I mentioned last time that memetic systems are conservative. This should be fairly obvious from any number of real world examples. I hope to show mechanisms in macromemetics why this should be so. Examples include language and culture. English-speaking Americans don't all wake up one day suddenly speaking different languages, like French or Japanese, or some gibberish such that they cannot speak to one another. Likewise, cultures persist, although they may evolve over time. Members of a culture expect to continually be able to use the same cultural references with their fellow culture members.

So far I have not explicitly mentioned ways in which such systems resist changes. The first law of macromemetics suggests that conservatism makes it easier for agents to optimize resonance.


Keeping Things on Track 

How do things get off track? If an agent deploys memes that push the system into a direction that makes fewer, not more, memes available to the rest of the cohort, then those other members are motivated to resist these deployments. But what can this look like?

First off, such "deviant" deployments push the system into states where less-deployed memes live. Resisting such transitions ultimately leads to such memes atrophying, being replaced by other memes, or more mainstreams getting deployed.


A New Kind of Meme

All memes are effectively the same, but it's sometimes useful to put memes into subclasses. One useful such distinction is the immunomeme. An immunomeme is one whose main function is to prevent the transition into a given state and to instead transition to another state.

The three laws of immunomemetics are as follows:

1. Any stable memeplex contains an immunomemeplex
2. A system of rules and laws is equivalent to a collection of bullying behaviors
3. The function of an immunomeme is to deter mutations to a memeplex

Immunomemes have some special properties. A big one is "unassailability." For example, saying something like "That's a dumb idea," or "That's [communism, misogyny, unamerican, etc.]" or "I'll give you lots of money if you do what I ask."


Intro to Macromemetics

Why do Jerks Get Ahead?

The Rôle of Bullying in Immunuomemetics

Socially-Sanctioned Bullying Opportunities and Immunomemes

Box-Binning

What do Memetic States Look Like?


Summary 

It's useful to take a separate look at a class of memes called immunomemes, so called because the immunize the memetic fabric against change.

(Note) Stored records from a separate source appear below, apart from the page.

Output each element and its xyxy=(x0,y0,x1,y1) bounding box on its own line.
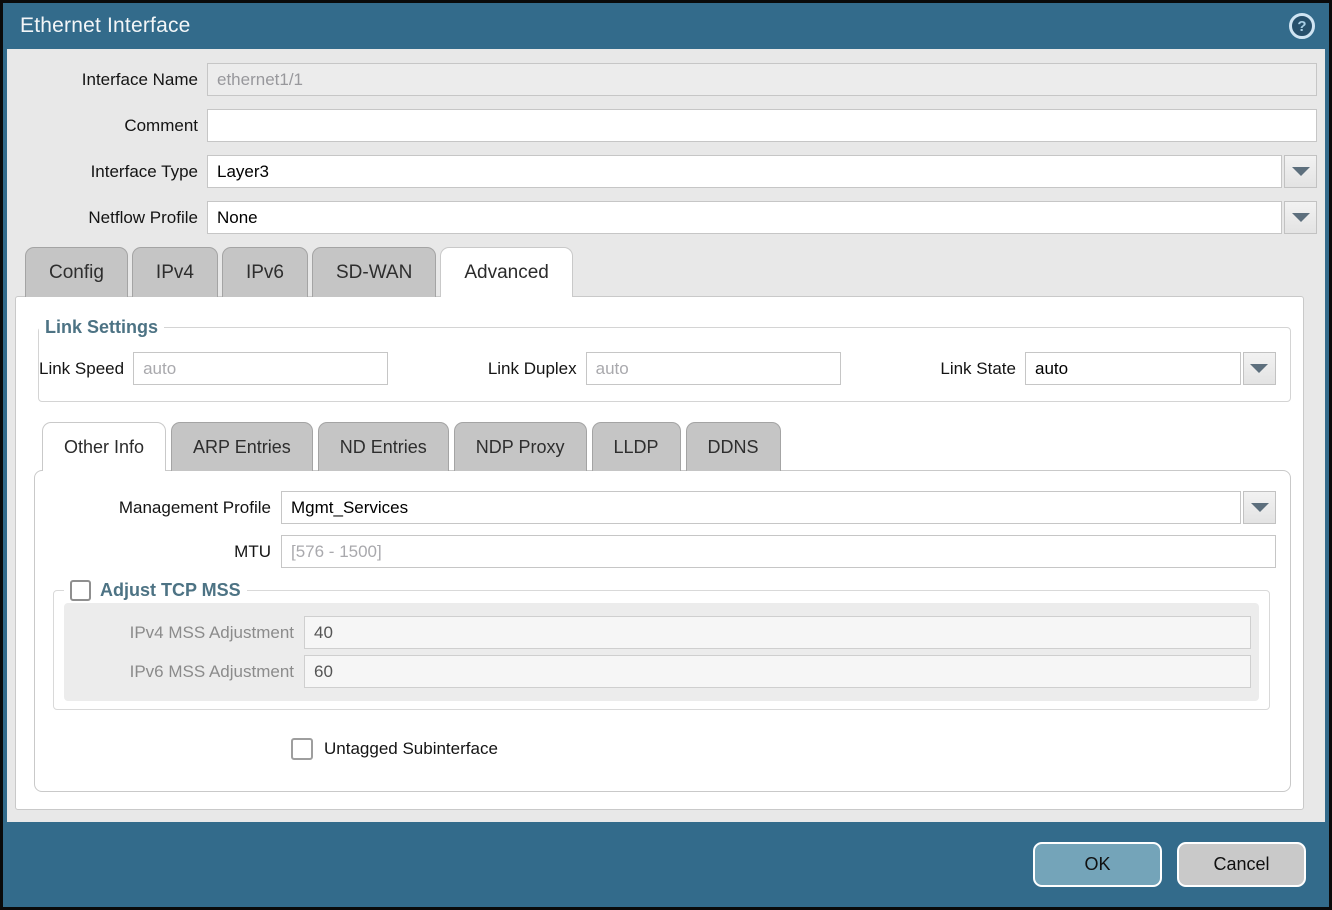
management-profile-row: Management Profile xyxy=(49,491,1276,524)
tab-ndp-proxy[interactable]: NDP Proxy xyxy=(454,422,587,471)
link-state-dropdown-button[interactable] xyxy=(1243,352,1276,385)
untagged-subinterface-checkbox[interactable] xyxy=(291,738,313,760)
inner-tab-bar: Other Info ARP Entries ND Entries NDP Pr… xyxy=(42,422,1293,471)
ipv6-mss-row: IPv6 MSS Adjustment xyxy=(72,655,1251,688)
tab-config[interactable]: Config xyxy=(25,247,128,297)
link-duplex-label: Link Duplex xyxy=(488,359,586,379)
main-tab-bar: Config IPv4 IPv6 SD-WAN Advanced xyxy=(25,247,1317,297)
tab-arp-entries[interactable]: ARP Entries xyxy=(171,422,313,471)
dialog-footer: OK Cancel xyxy=(7,822,1325,907)
ethernet-interface-dialog: Ethernet Interface ? Interface Name Comm… xyxy=(0,0,1332,910)
link-duplex-group: Link Duplex xyxy=(488,352,841,385)
link-speed-label: Link Speed xyxy=(39,359,133,379)
interface-type-label: Interface Type xyxy=(15,162,207,182)
tab-lldp[interactable]: LLDP xyxy=(592,422,681,471)
ipv6-mss-label: IPv6 MSS Adjustment xyxy=(72,662,304,682)
adjust-tcp-mss-checkbox[interactable] xyxy=(70,580,91,601)
link-state-label: Link State xyxy=(940,359,1025,379)
adjust-tcp-mss-legend-text: Adjust TCP MSS xyxy=(100,580,241,601)
adjust-tcp-mss-legend: Adjust TCP MSS xyxy=(64,580,247,601)
management-profile-dropdown-button[interactable] xyxy=(1243,491,1276,524)
interface-name-field xyxy=(207,63,1317,96)
ipv4-mss-label: IPv4 MSS Adjustment xyxy=(72,623,304,643)
link-state-group: Link State xyxy=(940,352,1276,385)
chevron-down-icon xyxy=(1292,167,1310,176)
tab-other-info[interactable]: Other Info xyxy=(42,422,166,471)
chevron-down-icon xyxy=(1250,364,1268,373)
netflow-profile-row: Netflow Profile xyxy=(15,201,1317,234)
cancel-button[interactable]: Cancel xyxy=(1177,842,1306,887)
dialog-titlebar: Ethernet Interface ? xyxy=(7,3,1325,49)
chevron-down-icon xyxy=(1251,503,1269,512)
link-duplex-field[interactable] xyxy=(586,352,841,385)
untagged-subinterface-label: Untagged Subinterface xyxy=(324,739,498,759)
mtu-field[interactable] xyxy=(281,535,1276,568)
link-speed-group: Link Speed xyxy=(39,352,388,385)
netflow-profile-select[interactable] xyxy=(207,201,1282,234)
interface-type-select[interactable] xyxy=(207,155,1282,188)
mtu-row: MTU xyxy=(49,535,1276,568)
link-speed-field[interactable] xyxy=(133,352,388,385)
chevron-down-icon xyxy=(1292,213,1310,222)
untagged-subinterface-row: Untagged Subinterface xyxy=(291,738,1276,760)
link-state-select[interactable] xyxy=(1025,352,1241,385)
dialog-body: Interface Name Comment Interface Type Ne… xyxy=(7,49,1325,822)
interface-name-label: Interface Name xyxy=(15,70,207,90)
interface-type-row: Interface Type xyxy=(15,155,1317,188)
dialog-title: Ethernet Interface xyxy=(20,14,191,38)
mss-disabled-box: IPv4 MSS Adjustment IPv6 MSS Adjustment xyxy=(64,603,1259,701)
tab-ipv4[interactable]: IPv4 xyxy=(132,247,218,297)
adjust-tcp-mss-fieldset: Adjust TCP MSS IPv4 MSS Adjustment IPv6 … xyxy=(53,580,1270,710)
tab-nd-entries[interactable]: ND Entries xyxy=(318,422,449,471)
comment-row: Comment xyxy=(15,109,1317,142)
link-settings-row: Link Speed Link Duplex Link State xyxy=(39,352,1276,385)
tab-sd-wan[interactable]: SD-WAN xyxy=(312,247,436,297)
advanced-tab-panel: Link Settings Link Speed Link Duplex Lin… xyxy=(15,296,1304,810)
other-info-panel: Management Profile MTU xyxy=(34,470,1291,792)
interface-type-dropdown-button[interactable] xyxy=(1284,155,1317,188)
mtu-label: MTU xyxy=(49,542,281,562)
dialog-window: Ethernet Interface ? Interface Name Comm… xyxy=(3,3,1329,907)
tab-ipv6[interactable]: IPv6 xyxy=(222,247,308,297)
ipv4-mss-field xyxy=(304,616,1251,649)
ipv4-mss-row: IPv4 MSS Adjustment xyxy=(72,616,1251,649)
management-profile-select[interactable] xyxy=(281,491,1241,524)
management-profile-label: Management Profile xyxy=(49,498,281,518)
ok-button[interactable]: OK xyxy=(1033,842,1162,887)
link-settings-legend: Link Settings xyxy=(39,317,164,338)
link-settings-fieldset: Link Settings Link Speed Link Duplex Lin… xyxy=(38,317,1291,402)
tab-advanced[interactable]: Advanced xyxy=(440,247,573,297)
help-icon[interactable]: ? xyxy=(1289,13,1315,39)
interface-name-row: Interface Name xyxy=(15,63,1317,96)
ipv6-mss-field xyxy=(304,655,1251,688)
tab-ddns[interactable]: DDNS xyxy=(686,422,781,471)
netflow-profile-dropdown-button[interactable] xyxy=(1284,201,1317,234)
netflow-profile-label: Netflow Profile xyxy=(15,208,207,228)
comment-label: Comment xyxy=(15,116,207,136)
comment-field[interactable] xyxy=(207,109,1317,142)
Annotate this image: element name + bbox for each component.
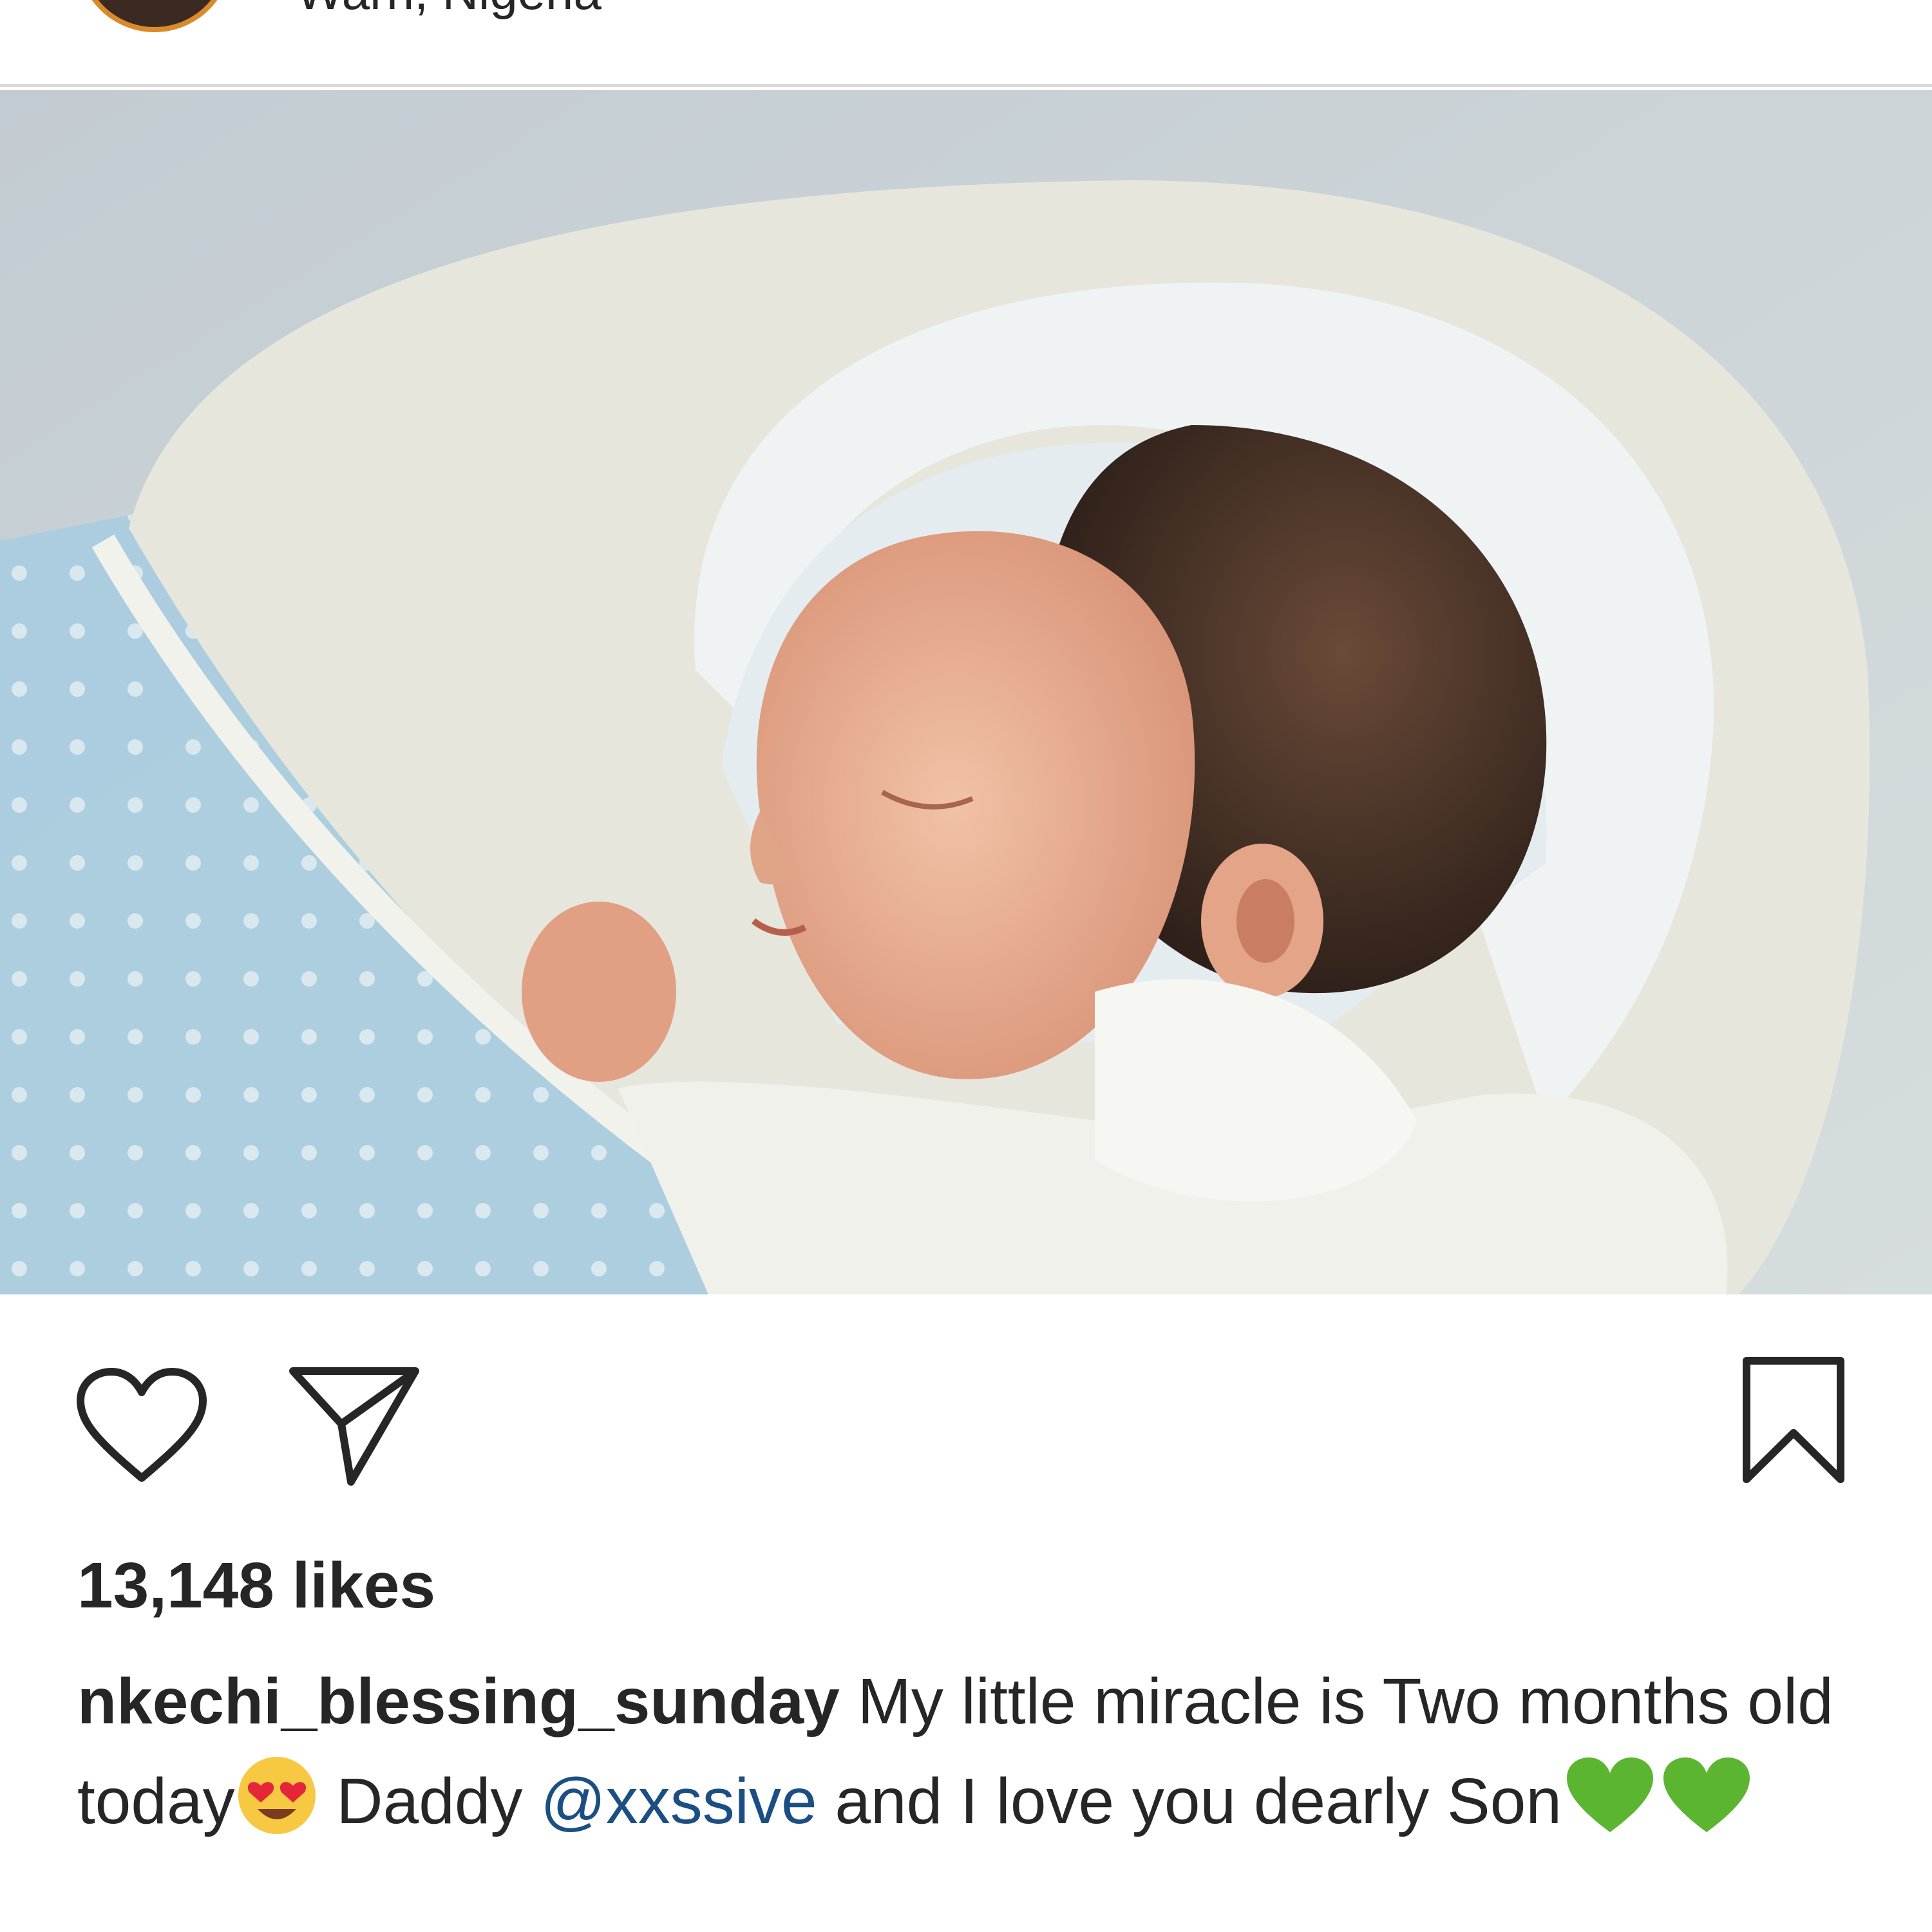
likes-count[interactable]: 13,148 likes	[77, 1549, 435, 1623]
mention-link[interactable]: @xxssive	[540, 1765, 817, 1837]
caption-text: Daddy	[318, 1765, 541, 1837]
post-caption: nkechi_blessing_sunday My little miracle…	[77, 1652, 1868, 1852]
paper-plane-icon[interactable]	[287, 1362, 422, 1491]
profile-avatar[interactable]	[77, 0, 232, 32]
post-header: Warri, Nigeria	[0, 0, 1932, 87]
green-heart-emoji	[1566, 1757, 1653, 1832]
heart-eyes-emoji	[238, 1757, 316, 1834]
green-heart-emoji	[1663, 1757, 1750, 1832]
caption-username[interactable]: nkechi_blessing_sunday	[77, 1665, 840, 1738]
post-photo[interactable]	[0, 90, 1932, 1294]
post-location[interactable]: Warri, Nigeria	[296, 0, 601, 21]
heart-outline-icon[interactable]	[74, 1365, 209, 1488]
caption-text: and I love you dearly Son	[817, 1765, 1562, 1837]
bookmark-icon[interactable]	[1739, 1356, 1848, 1484]
post-actions-bar	[0, 1327, 1932, 1494]
sleeping-baby-photo	[0, 90, 1932, 1294]
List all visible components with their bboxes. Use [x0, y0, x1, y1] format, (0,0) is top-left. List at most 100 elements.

There may be a blurring between a memeplex, a memetic fabric, and a memetic system. They are kind of the same thing. I tend to think of a memeplex as a snapshot of the system and the memetic fabric as the system in motion, and the memetic system as encompassing either or both. The cohort is connected to the fabric, the inventory of the cohort is the collection of memes which may be reasonably used by anybody, even though agents in the cohort may have more memes in their own inventories, and they may be members of other cohorts and memetic fabrics.

We'll see how immunomemes, and also alliance memes, which we'll also dig into, control the state of memetic systems, and the effect is conservative, i.e., curtailing the changes in the deployment opportunities of the agents in the cohort of the memetic fabric.